A representative of CCP Gotion, the Chinese battery maker looking to build a 3 million square foot facility in Green Charter Township with taxpayer-funded subsidies, said in a recent informational meeting that the company intends to draw 715,000 gallons of groundwater per day from a neighboring Big Rapids Charter Township well.
“I’ve heard dozens of speculation topics and scare tactics really designed to make people believe Gotion will destroy the environment. Nothing could be further from the truth,” company vice president Chuck Thelen said.
“Here’s one I like: We will pump all the water out of the water table. Suck the water, drying up the wells surrounding us. The truth is, our water consumption will be roughly 715,000 gallons per day. That is 50 percent of the pump capacity that’s at the current (two) wells on the Big Rapids Township property,” he said.
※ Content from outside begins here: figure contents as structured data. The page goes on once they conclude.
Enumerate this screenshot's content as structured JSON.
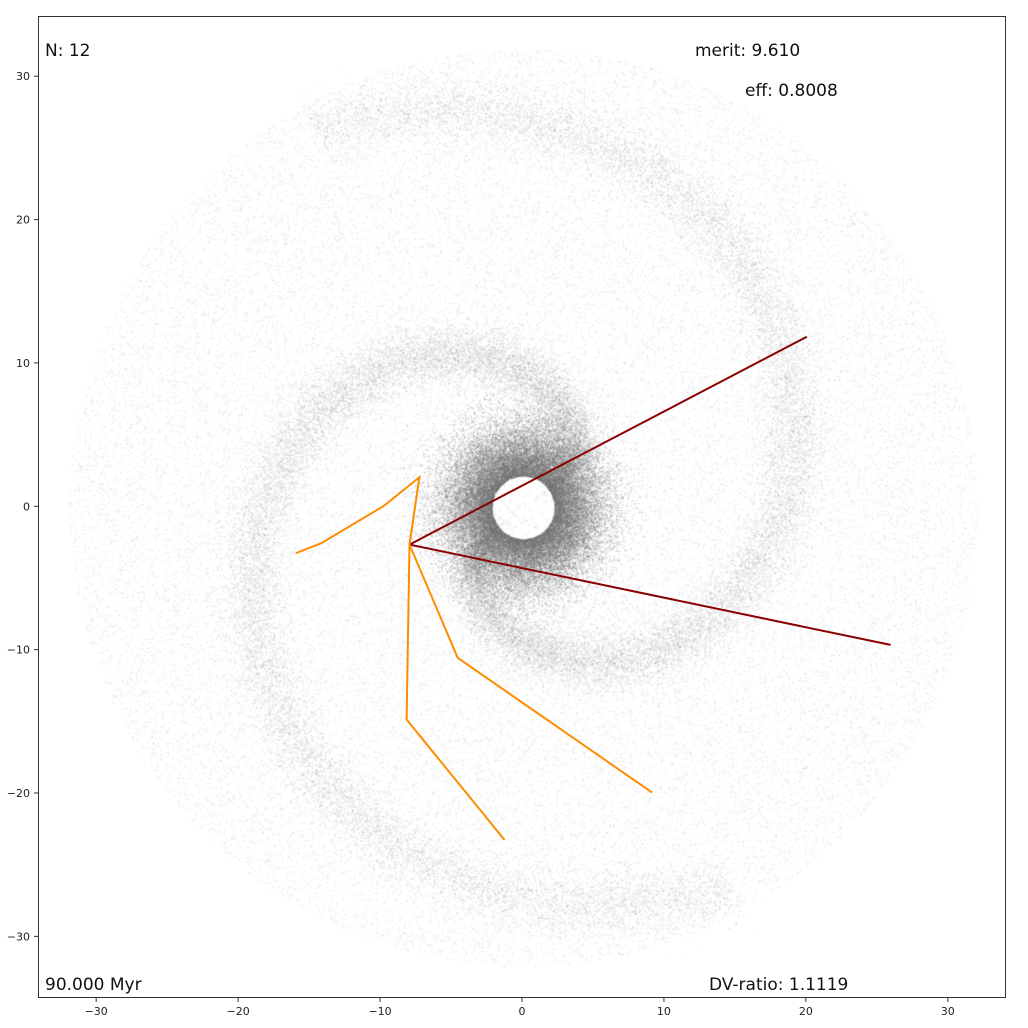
{
  "annotations": {
    "n": "N: 12",
    "merit": "merit: 9.610",
    "eff": "eff: 0.8008",
    "time": "90.000 Myr",
    "dv_ratio": "DV-ratio: 1.1119"
  },
  "chart_data": {
    "type": "scatter",
    "title": "",
    "xlabel": "",
    "ylabel": "",
    "xlim": [
      -34.1,
      34.1
    ],
    "ylim": [
      -34.3,
      34.2
    ],
    "grid": false,
    "xticks": [
      -30,
      -20,
      -10,
      0,
      10,
      20,
      30
    ],
    "yticks": [
      -30,
      -20,
      -10,
      0,
      10,
      20,
      30
    ],
    "background": "particle disk (gray points) with central ring around a hole at the origin and spiral arms",
    "colors": {
      "particles": "#808080",
      "orange": "#ff8c00",
      "darkred": "#8b0000"
    },
    "lines": [
      {
        "color": "darkred",
        "points": [
          [
            -8.0,
            -2.6
          ],
          [
            20.0,
            11.9
          ]
        ]
      },
      {
        "color": "darkred",
        "points": [
          [
            -8.0,
            -2.6
          ],
          [
            25.9,
            -9.6
          ]
        ]
      },
      {
        "color": "orange",
        "points": [
          [
            -16.0,
            -3.2
          ],
          [
            -14.2,
            -2.5
          ],
          [
            -9.8,
            0.1
          ],
          [
            -7.3,
            2.1
          ],
          [
            -8.0,
            -2.6
          ]
        ]
      },
      {
        "color": "orange",
        "points": [
          [
            -8.0,
            -2.6
          ],
          [
            -4.6,
            -10.5
          ],
          [
            9.1,
            -19.9
          ]
        ]
      },
      {
        "color": "orange",
        "points": [
          [
            -8.0,
            -2.6
          ],
          [
            -8.2,
            -14.8
          ],
          [
            -1.3,
            -23.2
          ]
        ]
      }
    ]
  }
}
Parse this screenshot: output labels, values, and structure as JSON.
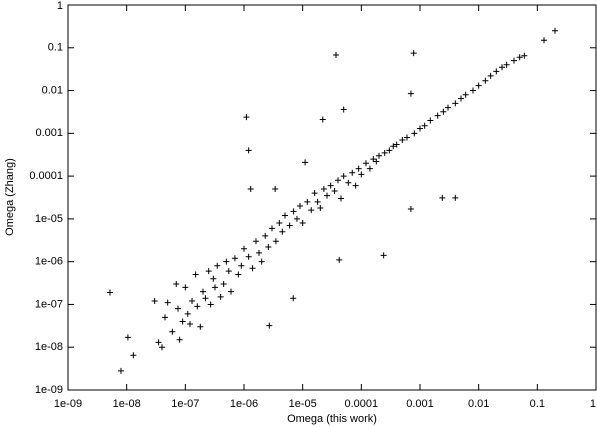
{
  "chart_data": {
    "type": "scatter",
    "x_label": "Omega (this work)",
    "y_label": "Omega (Zhang)",
    "log_x": true,
    "log_y": true,
    "color": "#000000",
    "marker": "+",
    "xlim": [
      1e-09,
      1
    ],
    "ylim": [
      1e-09,
      1
    ],
    "xticks": [
      {
        "value": 1e-09,
        "label": "1e-09"
      },
      {
        "value": 1e-08,
        "label": "1e-08"
      },
      {
        "value": 1e-07,
        "label": "1e-07"
      },
      {
        "value": 1e-06,
        "label": "1e-06"
      },
      {
        "value": 1e-05,
        "label": "1e-05"
      },
      0.0001,
      0.001,
      0.01,
      0.1,
      1
    ],
    "yticks": [
      {
        "value": 1e-09,
        "label": "1e-09"
      },
      {
        "value": 1e-08,
        "label": "1e-08"
      },
      {
        "value": 1e-07,
        "label": "1e-07"
      },
      {
        "value": 1e-06,
        "label": "1e-06"
      },
      {
        "value": 1e-05,
        "label": "1e-05"
      },
      0.0001,
      0.001,
      0.01,
      0.1,
      1
    ],
    "x": [
      5.2e-09,
      1.05e-08,
      1.3e-08,
      8e-09,
      1.1e-06,
      1.2e-06,
      1.3e-06,
      3.7e-05,
      0.00078,
      2.2e-05,
      5e-05,
      0.0007,
      2.7e-06,
      6.9e-06,
      4.2e-05,
      0.00024,
      0.0007,
      0.0024,
      0.004,
      1.1e-05,
      3.4e-06,
      0.2,
      0.13,
      3e-08,
      3.5e-08,
      4e-08,
      4.5e-08,
      5e-08,
      6e-08,
      7e-08,
      7.5e-08,
      8e-08,
      9e-08,
      1e-07,
      1.1e-07,
      1.2e-07,
      1.3e-07,
      1.5e-07,
      1.6e-07,
      1.8e-07,
      2e-07,
      2.2e-07,
      2.5e-07,
      2.7e-07,
      3e-07,
      3.2e-07,
      3.5e-07,
      4e-07,
      4.5e-07,
      5e-07,
      5.5e-07,
      6e-07,
      7e-07,
      8e-07,
      9e-07,
      1e-06,
      1.2e-06,
      1.4e-06,
      1.6e-06,
      1.8e-06,
      2e-06,
      2.3e-06,
      2.6e-06,
      3e-06,
      3.5e-06,
      4e-06,
      4.5e-06,
      5e-06,
      6e-06,
      7e-06,
      8e-06,
      9e-06,
      1e-05,
      1.2e-05,
      1.4e-05,
      1.6e-05,
      1.8e-05,
      2e-05,
      2.3e-05,
      2.6e-05,
      3e-05,
      3.5e-05,
      4e-05,
      4.5e-05,
      5e-05,
      6e-05,
      7e-05,
      8e-05,
      9e-05,
      0.0001,
      0.00012,
      0.00014,
      0.00016,
      0.00018,
      0.0002,
      0.00025,
      0.0003,
      0.00035,
      0.0004,
      0.0005,
      0.0006,
      0.0008,
      0.001,
      0.0012,
      0.0015,
      0.002,
      0.0025,
      0.003,
      0.004,
      0.005,
      0.006,
      0.008,
      0.01,
      0.013,
      0.016,
      0.02,
      0.025,
      0.03,
      0.04,
      0.05,
      0.06
    ],
    "y": [
      1.9e-07,
      1.7e-08,
      6.5e-09,
      2.8e-09,
      0.0024,
      0.0004,
      5e-05,
      0.068,
      0.075,
      0.0021,
      0.0036,
      0.0085,
      3.2e-08,
      1.4e-07,
      1.1e-06,
      1.4e-06,
      1.7e-05,
      3.1e-05,
      3.1e-05,
      0.00021,
      5e-05,
      0.25,
      0.15,
      1.2e-07,
      1.3e-08,
      1e-08,
      5e-08,
      1.1e-07,
      2.3e-08,
      3e-07,
      8e-08,
      1.5e-08,
      4e-08,
      2.5e-07,
      6e-08,
      3.5e-08,
      1.2e-07,
      5e-07,
      9e-08,
      3e-08,
      2e-07,
      1.4e-07,
      6e-07,
      1e-07,
      4e-07,
      2.5e-07,
      8e-07,
      1.5e-07,
      3e-07,
      1e-06,
      6e-07,
      2e-07,
      1.2e-06,
      5e-07,
      8e-07,
      2e-06,
      1.3e-06,
      7e-07,
      3e-06,
      1.6e-06,
      1e-06,
      4e-06,
      2.2e-06,
      6e-06,
      3e-06,
      8e-06,
      5e-06,
      1.2e-05,
      7e-06,
      1.5e-05,
      1e-05,
      2e-05,
      8e-06,
      2.5e-05,
      1.6e-05,
      4e-05,
      2.5e-05,
      1.8e-05,
      5e-05,
      3.5e-05,
      6e-05,
      4.5e-05,
      8e-05,
      3e-05,
      0.0001,
      7e-05,
      0.00012,
      6e-05,
      0.00015,
      0.00011,
      0.0002,
      0.00015,
      0.00025,
      0.00022,
      0.0003,
      0.00035,
      0.0004,
      0.0005,
      0.00055,
      0.0007,
      0.0008,
      0.001,
      0.0013,
      0.0015,
      0.002,
      0.0026,
      0.0032,
      0.004,
      0.005,
      0.0065,
      0.008,
      0.01,
      0.013,
      0.017,
      0.022,
      0.028,
      0.035,
      0.04,
      0.05,
      0.06,
      0.065
    ]
  }
}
Thelen said he “would assume” such a draw “would be safe for the environment.”
The company’s declared draw would be about 497 gallons per minute (gpm).
CCP Gotion’s intended draw is significantly more than Nestle’s Ice Mountain bottled water plant just 15 miles away.
In 2018, Ice Mountain was drawing about 250 gpm, or 360,000 gallons per day, and sought to increase that amount, a move environmentalists fought.
"Even at 150 gpm, even when [Nestle was] pumping that, we’ve already seen the effects: there’s dry headwaters, there’s little feeder streams that are dried out," Michigan Citizens for Water Conservation President Peggy Case told Fox 17 at the time.
The controversy centered around Osceola Township’s opposition to Nestle’s activities, and what they said were visible differences in the water level.
"If you look at the culverts, they provide an historic landmark," township manager Tim Ladd said, according to Agence France-Presse.
"You don't have to be a geologist or a hydrologist to see those water levels," he added. "The water lake tables are lower today than what they were two years ago."
No environmental study has been completed to determine the impact of the additional draw for CCP Gotion.
In 2022, Democrat state Rep. Yousef Rabhi introduced a bill that would increase regulations on groundwater withdrawals for bottling purposes by expanding the Public Trust Doctrine.
“You needed to regulate and take a look at the withdrawal of the water simply for the impact itself on our natural resources. It shouldn't matter, the end users of the water, it shouldn't matter at all,” Rabhi said, Michigan Radio reported.
“This legislation is to say, look, it's not OK for a company to come to Michigan, pump out our groundwater. Put a price tag on it and make a profit. That's not OK.”
His bill died at the end of the year. It has yet to be reintroduced, the Michigan Legislature website showed.